È proprio l’energia raccolta da queste particelle che viene estratta come calore. I neutroni infatti una volta avvenuta la reazione possono colpire uno speciale rivestimento presente nelle pareti del reattore e rilasciare la loro energia sotto forma di calore. L’acqua presente nelle pareti della struttura viene riscaldata, tanto che sarà il vapore acqueo che verrà generato a muovere le turbine per la produzione di corrente elettrica, similmente a come avviene nei reattori nucleari “classici”.
Limiti e sguardo al domani
La realtà però vuole che ancora la strada da fare per arrivare ad ottenere un guadagno energetico adeguato per la produzione di elettricità a scopo commerciale sia ancora lunga per due ordini di motivi.
In primis siamo ancora lontani dall’avere un guadagno energetico netto tramite questa reazione, nonostante gli annunci infatti, in questo esperimento è stata ottenuta una energia maggiore di quella utilizzata per far funzionare i laser solo se non si tiene conto della enorme quantità di energia necessaria per mettere in funzione il Tokamak.

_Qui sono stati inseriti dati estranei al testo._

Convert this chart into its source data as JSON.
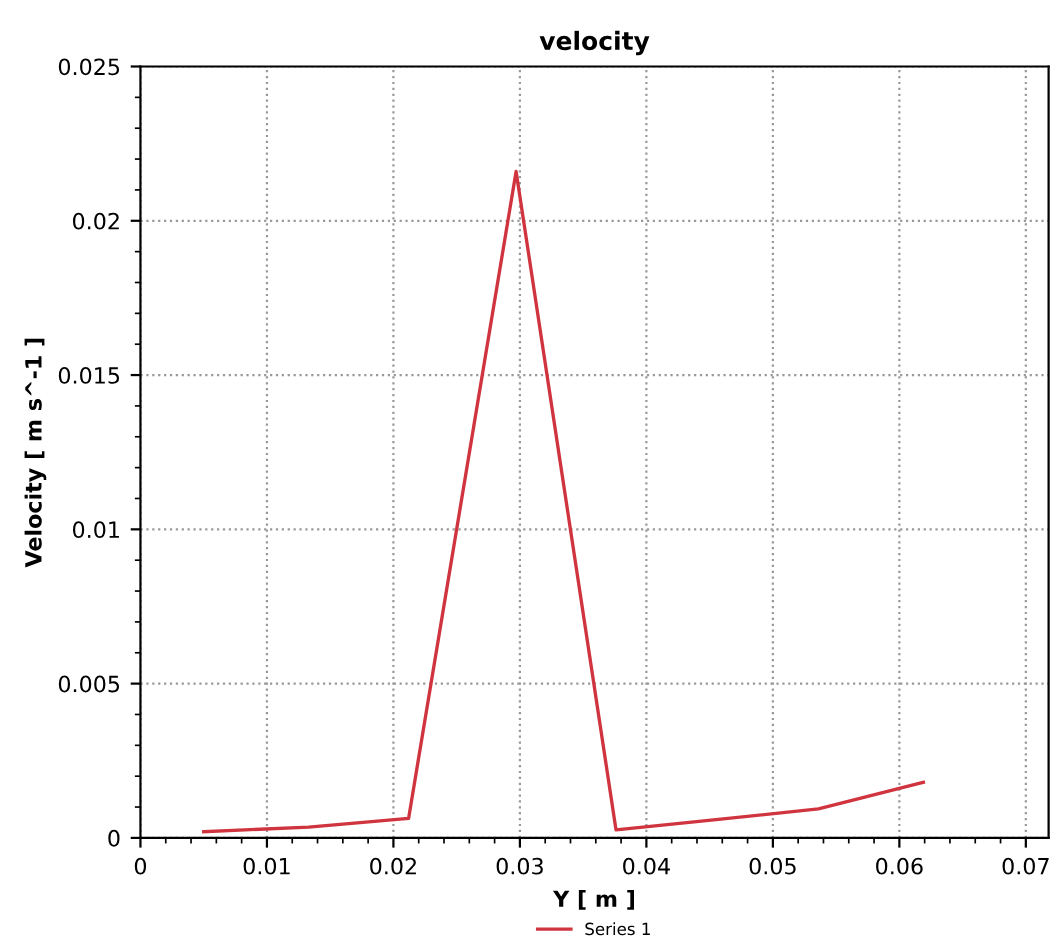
{
  "chart_data": {
    "type": "line",
    "title": "velocity",
    "xlabel": "Y [ m ]",
    "ylabel": "Velocity [ m s^-1 ]",
    "x": [
      0.005,
      0.0133,
      0.0212,
      0.0297,
      0.0376,
      0.0457,
      0.0536,
      0.0619
    ],
    "series": [
      {
        "name": "Series 1",
        "color": "#d0343f",
        "values": [
          0.0002,
          0.00035,
          0.00063,
          0.0216,
          0.00026,
          0.0006,
          0.00094,
          0.0018
        ]
      }
    ],
    "xlim": [
      0,
      0.0718
    ],
    "xticks": [
      0,
      0.01,
      0.02,
      0.03,
      0.04,
      0.05,
      0.06,
      0.07
    ],
    "ylim": [
      0,
      0.025
    ],
    "yticks": [
      0,
      0.005,
      0.01,
      0.015,
      0.02,
      0.025
    ],
    "grid": true,
    "legend": "bottom",
    "marker": "none",
    "line_style": "solid"
  }
}
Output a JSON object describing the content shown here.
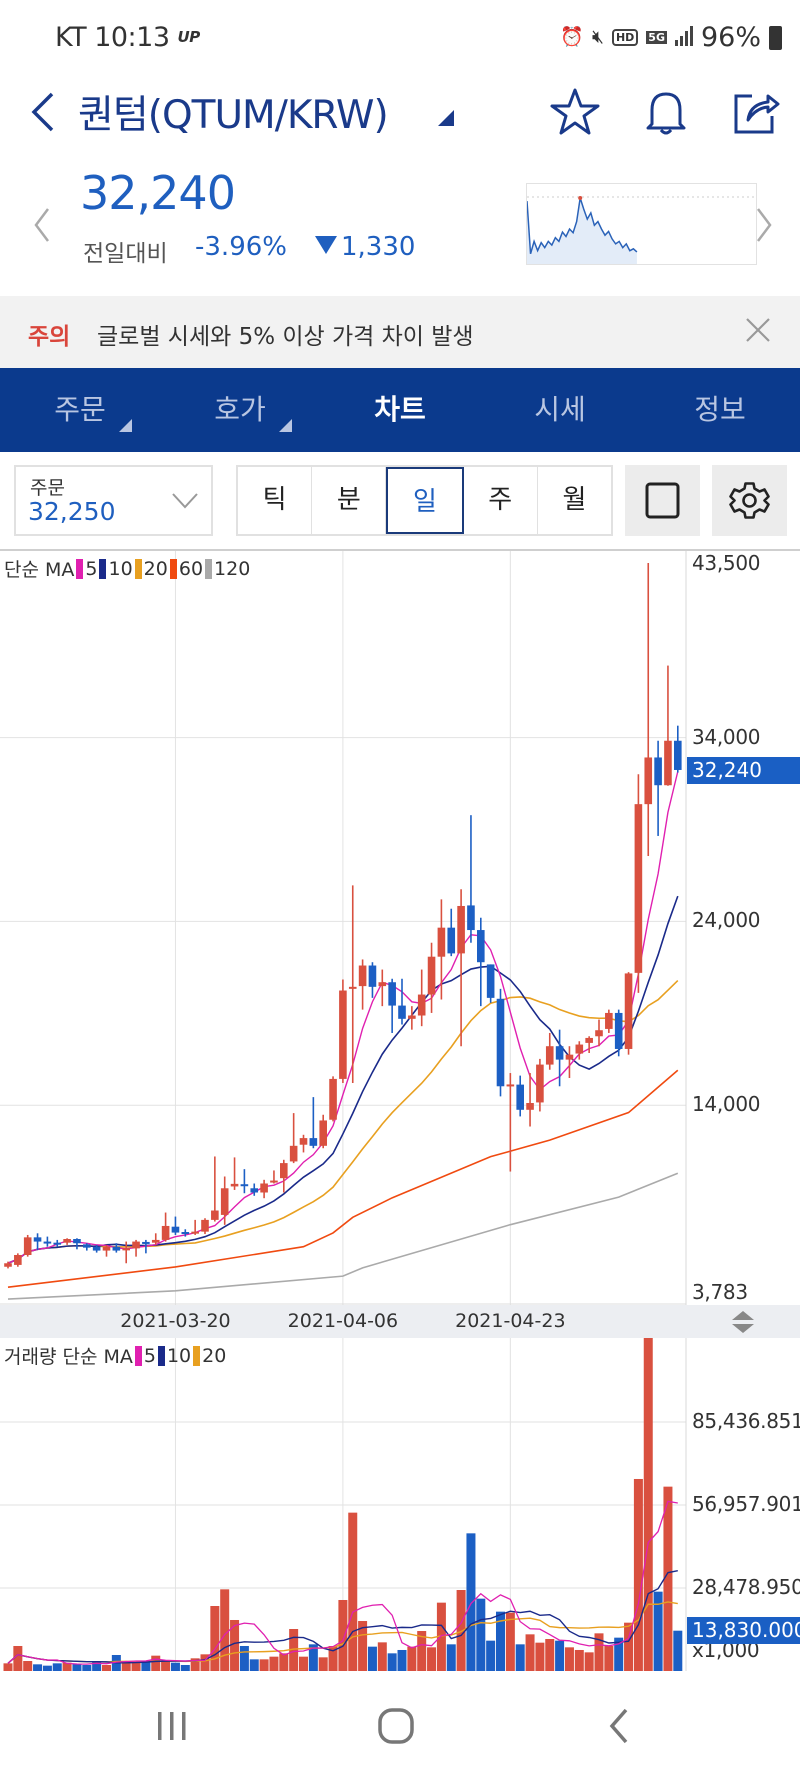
{
  "status_bar": {
    "carrier": "KT",
    "time": "10:13",
    "badge": "UP",
    "battery": "96%",
    "icons": [
      "alarm-icon",
      "mute-icon",
      "hd-icon",
      "5g-icon",
      "signal-icon",
      "battery-icon"
    ],
    "hd_label": "HD",
    "network_label": "5G"
  },
  "header": {
    "title": "퀀텀(QTUM/KRW)"
  },
  "quote": {
    "price": "32,240",
    "change_label": "전일대비",
    "change_pct": "-3.96%",
    "change_abs": "1,330",
    "direction": "down",
    "sparkline": [
      0.95,
      0.1,
      0.3,
      0.15,
      0.28,
      0.2,
      0.3,
      0.24,
      0.36,
      0.3,
      0.45,
      0.38,
      0.5,
      0.44,
      0.62,
      1.0,
      0.82,
      0.66,
      0.76,
      0.56,
      0.62,
      0.5,
      0.4,
      0.46,
      0.34,
      0.26,
      0.3,
      0.2,
      0.26,
      0.15,
      0.18,
      0.13
    ],
    "sparkline_fill": 0.48
  },
  "notice": {
    "tag": "주의",
    "message": "글로벌 시세와 5% 이상 가격 차이 발생"
  },
  "tabs": [
    {
      "label": "주문",
      "has_menu": true
    },
    {
      "label": "호가",
      "has_menu": true
    },
    {
      "label": "차트",
      "active": true
    },
    {
      "label": "시세"
    },
    {
      "label": "정보"
    }
  ],
  "toolbar": {
    "order_label": "주문",
    "order_value": "32,250",
    "periods": [
      "틱",
      "분",
      "일",
      "주",
      "월"
    ],
    "active_period": "일"
  },
  "colors": {
    "up": "#d9503f",
    "down": "#1c5fc4",
    "ma5": "#e020b0",
    "ma10": "#1a2a8a",
    "ma20": "#e8a020",
    "ma60": "#f04a10",
    "ma120": "#aaaaaa",
    "accent": "#0b3a8d"
  },
  "chart_data": [
    {
      "type": "candlestick",
      "legend_title": "단순 MA",
      "legend": [
        {
          "label": "5",
          "key": "ma5"
        },
        {
          "label": "10",
          "key": "ma10"
        },
        {
          "label": "20",
          "key": "ma20"
        },
        {
          "label": "60",
          "key": "ma60"
        },
        {
          "label": "120",
          "key": "ma120"
        }
      ],
      "ylim": [
        3129,
        44154
      ],
      "y_ticks": [
        {
          "label": "43,500",
          "value": 43500
        },
        {
          "label": "34,000",
          "value": 34000
        },
        {
          "label": "24,000",
          "value": 24000
        },
        {
          "label": "14,000",
          "value": 14000
        },
        {
          "label": "3,783",
          "value": 3783
        }
      ],
      "grid_values": [
        34000,
        24000,
        14000
      ],
      "current_label": "32,240",
      "current_value": 32240,
      "x_labels": [
        {
          "label": "2021-03-20",
          "index": 17
        },
        {
          "label": "2021-04-06",
          "index": 34
        },
        {
          "label": "2021-04-23",
          "index": 51
        }
      ],
      "ohlc": [
        [
          5210,
          5490,
          5120,
          5400
        ],
        [
          5310,
          5940,
          5210,
          5850
        ],
        [
          5850,
          6940,
          5760,
          6810
        ],
        [
          6810,
          7030,
          6120,
          6580
        ],
        [
          6580,
          6850,
          6300,
          6520
        ],
        [
          6520,
          6670,
          6300,
          6450
        ],
        [
          6520,
          6760,
          6400,
          6720
        ],
        [
          6720,
          6760,
          6160,
          6490
        ],
        [
          6430,
          6490,
          6090,
          6250
        ],
        [
          6300,
          6400,
          5980,
          6090
        ],
        [
          6090,
          6400,
          5760,
          6300
        ],
        [
          6300,
          6490,
          5980,
          6090
        ],
        [
          6120,
          6580,
          5400,
          6210
        ],
        [
          6210,
          6670,
          5760,
          6580
        ],
        [
          6560,
          6670,
          5940,
          6490
        ],
        [
          6520,
          7030,
          6400,
          6670
        ],
        [
          6670,
          8160,
          6580,
          7430
        ],
        [
          7390,
          7940,
          6940,
          7070
        ],
        [
          7100,
          7250,
          6850,
          7030
        ],
        [
          7030,
          7760,
          6940,
          7120
        ],
        [
          7120,
          7850,
          6990,
          7760
        ],
        [
          7760,
          11210,
          7670,
          8270
        ],
        [
          8030,
          10120,
          7490,
          9480
        ],
        [
          9580,
          11160,
          9390,
          9720
        ],
        [
          9700,
          10520,
          9210,
          9630
        ],
        [
          9480,
          9740,
          9070,
          9250
        ],
        [
          9250,
          9940,
          8940,
          9740
        ],
        [
          9790,
          10450,
          9740,
          9900
        ],
        [
          10030,
          11030,
          9250,
          10850
        ],
        [
          10940,
          13570,
          10850,
          11790
        ],
        [
          11850,
          12390,
          11430,
          12210
        ],
        [
          12210,
          14440,
          11660,
          11790
        ],
        [
          11790,
          13480,
          11660,
          13170
        ],
        [
          13210,
          15570,
          13120,
          15430
        ],
        [
          15430,
          20840,
          15210,
          20240
        ],
        [
          20330,
          25960,
          15210,
          20440
        ],
        [
          20480,
          21930,
          19200,
          21600
        ],
        [
          21600,
          21780,
          19840,
          20440
        ],
        [
          20480,
          21380,
          19390,
          20690
        ],
        [
          20690,
          20880,
          17930,
          19420
        ],
        [
          19420,
          20880,
          18390,
          18700
        ],
        [
          18700,
          19390,
          18110,
          18880
        ],
        [
          18880,
          21380,
          18300,
          20020
        ],
        [
          20020,
          22840,
          19020,
          22080
        ],
        [
          22080,
          25200,
          19750,
          23660
        ],
        [
          23660,
          24690,
          22110,
          22260
        ],
        [
          22260,
          25750,
          17210,
          24840
        ],
        [
          24870,
          29780,
          22840,
          23530
        ],
        [
          23530,
          24200,
          19390,
          21780
        ],
        [
          21660,
          21660,
          19570,
          19840
        ],
        [
          19790,
          20330,
          14480,
          15030
        ],
        [
          15060,
          15750,
          10390,
          15130
        ],
        [
          15120,
          15610,
          13390,
          13750
        ],
        [
          13750,
          15750,
          12840,
          14120
        ],
        [
          14150,
          16520,
          13660,
          16210
        ],
        [
          16210,
          17930,
          15930,
          17210
        ],
        [
          17210,
          18110,
          15030,
          16480
        ],
        [
          16480,
          17210,
          15480,
          16750
        ],
        [
          16810,
          17480,
          16480,
          17300
        ],
        [
          17390,
          17750,
          16840,
          17660
        ],
        [
          17750,
          18660,
          17210,
          18080
        ],
        [
          18150,
          19200,
          17930,
          19020
        ],
        [
          19020,
          19200,
          16660,
          17060
        ],
        [
          17060,
          21240,
          16750,
          21170
        ],
        [
          21200,
          32010,
          20110,
          30380
        ],
        [
          30380,
          43500,
          27560,
          32920
        ],
        [
          32920,
          33830,
          28650,
          31410
        ],
        [
          31410,
          37920,
          31380,
          33830
        ],
        [
          33830,
          34650,
          32100,
          32240
        ]
      ],
      "ma60": [
        [
          0,
          4100
        ],
        [
          17,
          5200
        ],
        [
          30,
          6300
        ],
        [
          33,
          7050
        ],
        [
          35,
          7900
        ],
        [
          39,
          8960
        ],
        [
          49,
          11200
        ],
        [
          55,
          12100
        ],
        [
          63,
          13600
        ],
        [
          68,
          15900
        ]
      ],
      "ma120": [
        [
          0,
          3450
        ],
        [
          17,
          3900
        ],
        [
          34,
          4700
        ],
        [
          36,
          5150
        ],
        [
          51,
          7500
        ],
        [
          62,
          9000
        ],
        [
          68,
          10300
        ]
      ]
    },
    {
      "type": "bar",
      "legend_title": "거래량 단순 MA",
      "legend": [
        {
          "label": "5",
          "key": "ma5"
        },
        {
          "label": "10",
          "key": "ma10"
        },
        {
          "label": "20",
          "key": "ma20"
        }
      ],
      "unit_label": "x1,000",
      "ylim": [
        0,
        114250
      ],
      "y_ticks": [
        {
          "label": "85,436.851",
          "value": 85436.851
        },
        {
          "label": "56,957.901",
          "value": 56957.901
        },
        {
          "label": "28,478.950",
          "value": 28478.95
        }
      ],
      "current_label": "13,830.000",
      "current_value": 13830,
      "values": [
        2630,
        8580,
        3430,
        2290,
        1830,
        2630,
        2860,
        2400,
        2060,
        3200,
        2060,
        5490,
        3430,
        2860,
        3430,
        5260,
        3430,
        2860,
        2060,
        4350,
        5720,
        22300,
        28020,
        17500,
        8580,
        4000,
        4000,
        4920,
        6060,
        14410,
        4920,
        9150,
        4690,
        8580,
        24360,
        54330,
        17150,
        8350,
        9830,
        6060,
        7210,
        8350,
        13720,
        8120,
        23450,
        9150,
        27790,
        47230,
        24820,
        10410,
        20360,
        20020,
        9150,
        12580,
        9720,
        10980,
        10410,
        8120,
        7210,
        6400,
        12920,
        8580,
        11440,
        16580,
        65880,
        118000,
        27220,
        63250,
        13830
      ]
    }
  ]
}
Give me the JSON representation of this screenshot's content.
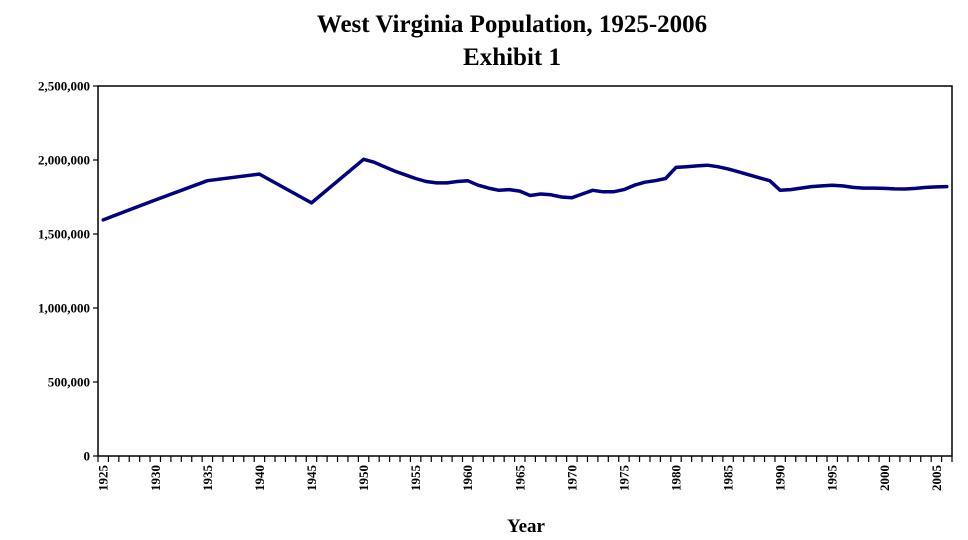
{
  "chart_data": {
    "type": "line",
    "title": "West Virginia Population, 1925-2006",
    "subtitle": "Exhibit 1",
    "xlabel": "Year",
    "ylabel": "",
    "xlim": [
      1925,
      2006
    ],
    "ylim": [
      0,
      2500000
    ],
    "grid": false,
    "legend": "none",
    "y_ticks": [
      0,
      500000,
      1000000,
      1500000,
      2000000,
      2500000
    ],
    "y_tick_labels": [
      "0",
      "500,000",
      "1,000,000",
      "1,500,000",
      "2,000,000",
      "2,500,000"
    ],
    "x_tick_labels": [
      "1925",
      "1930",
      "1935",
      "1940",
      "1945",
      "1950",
      "1955",
      "1960",
      "1965",
      "1970",
      "1975",
      "1980",
      "1985",
      "1990",
      "1995",
      "2000",
      "2005"
    ],
    "line_color": "#000080",
    "series": [
      {
        "x": [
          1925,
          1930,
          1935,
          1940,
          1945,
          1950,
          1951,
          1952,
          1953,
          1954,
          1955,
          1956,
          1957,
          1958,
          1959,
          1960,
          1961,
          1962,
          1963,
          1964,
          1965,
          1966,
          1967,
          1968,
          1969,
          1970,
          1971,
          1972,
          1973,
          1974,
          1975,
          1976,
          1977,
          1978,
          1979,
          1980,
          1981,
          1982,
          1983,
          1984,
          1985,
          1986,
          1987,
          1988,
          1989,
          1990,
          1991,
          1992,
          1993,
          1994,
          1995,
          1996,
          1997,
          1998,
          1999,
          2000,
          2001,
          2002,
          2003,
          2004,
          2005,
          2006
        ],
        "values": [
          1595000,
          1730000,
          1860000,
          1905000,
          1710000,
          2005000,
          1985000,
          1955000,
          1925000,
          1900000,
          1875000,
          1855000,
          1845000,
          1845000,
          1855000,
          1860000,
          1830000,
          1810000,
          1795000,
          1800000,
          1790000,
          1760000,
          1770000,
          1765000,
          1750000,
          1745000,
          1770000,
          1795000,
          1785000,
          1785000,
          1800000,
          1830000,
          1850000,
          1860000,
          1875000,
          1950000,
          1955000,
          1960000,
          1965000,
          1955000,
          1940000,
          1920000,
          1900000,
          1880000,
          1860000,
          1795000,
          1800000,
          1810000,
          1820000,
          1825000,
          1830000,
          1825000,
          1815000,
          1810000,
          1810000,
          1808000,
          1805000,
          1804000,
          1808000,
          1815000,
          1818000,
          1820000
        ]
      }
    ]
  }
}
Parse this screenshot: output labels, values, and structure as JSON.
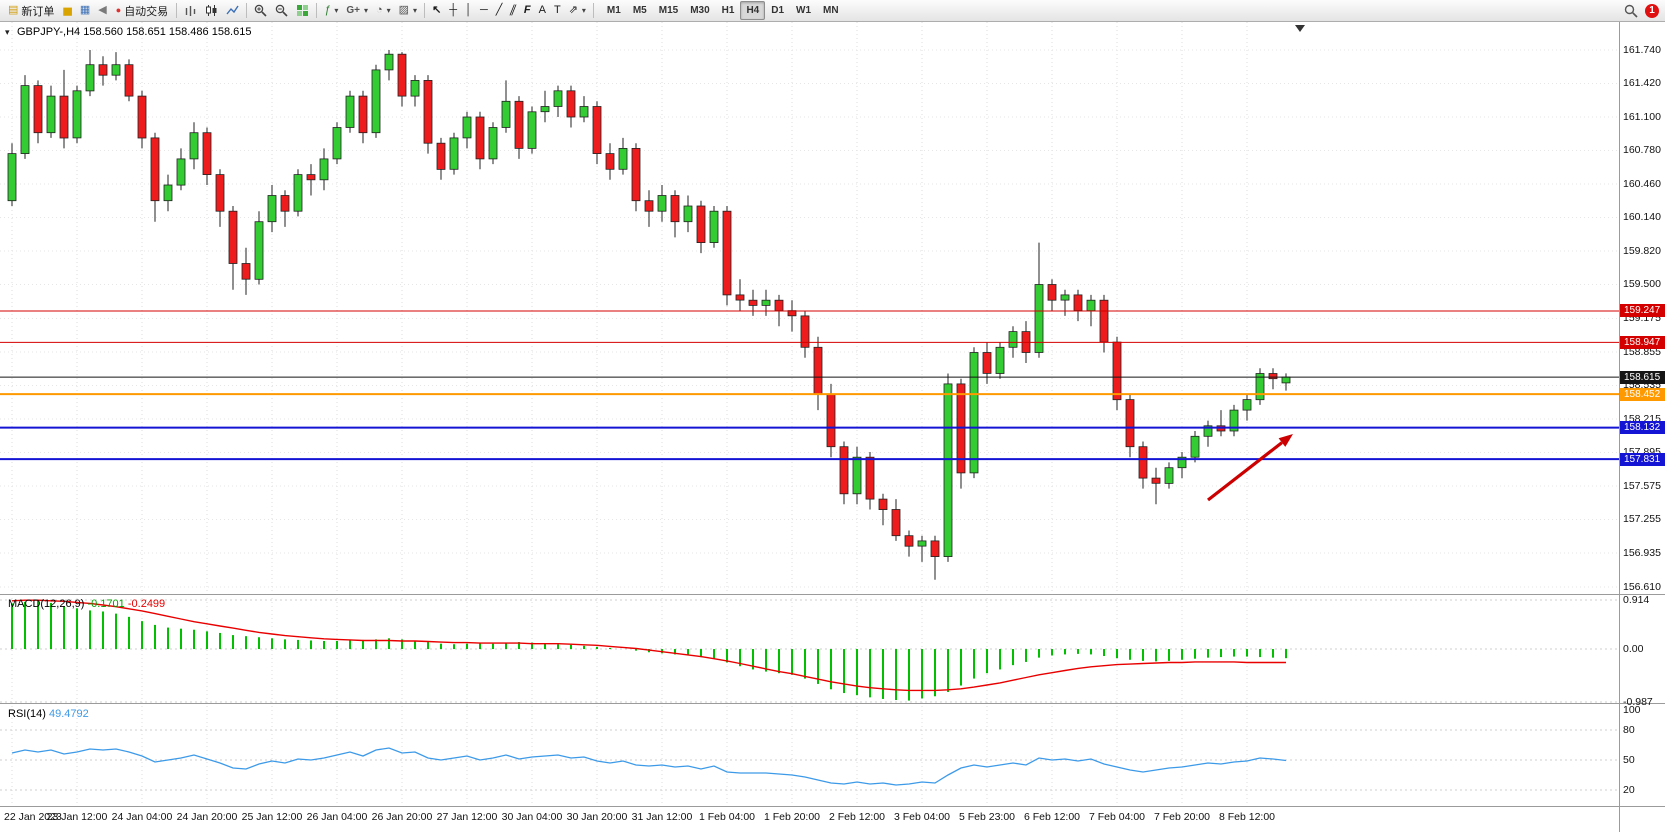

In secondo luogo l’esperimento è avvenuto in una scala molto piccola, come affermato infatti dalla stessa responsabile dell’esperimento, la professoressa Kimberly S. Budil “[…] possiamo dire che è un successo della scienza, ma molto lontano dal fornire energia utile”. Ci sono poi una quantità di problemi logistici ancora da risolvere come ad esempio quelli che riguardano le performance dei laser necessari.
Per avere una idea basti sapere che gli attuali laser utilizzati per l’esperimento sono macchine estremamente complesse che lavorano effettuando un singolo sparo al giorno, mentre quelli che sarebbero eventualmente necessari per far funzionare un reattore a fusione a scopo commerciale dovrebbero essere capaci di operare ad una velocità di uno sparo al secondo.
Anche se le capacità tecniche per un utilizzo diffuso dell’energia derivante dalla fusione nucleare siano ad oggi ancora insufficienti, il suo utilizzo rimane un obiettivo assolutamente possibile e per di più futuribile non solo perché possiede il grande vantaggio di essere un processo “pulito” ma anche perché esso risulta essere estremamente vantaggioso, basti pensare che un bicchiere di combustibile utilizzato nella fusione sarebbe sufficiente ad alimentare le necessità energetiche di una casa per 800 anni.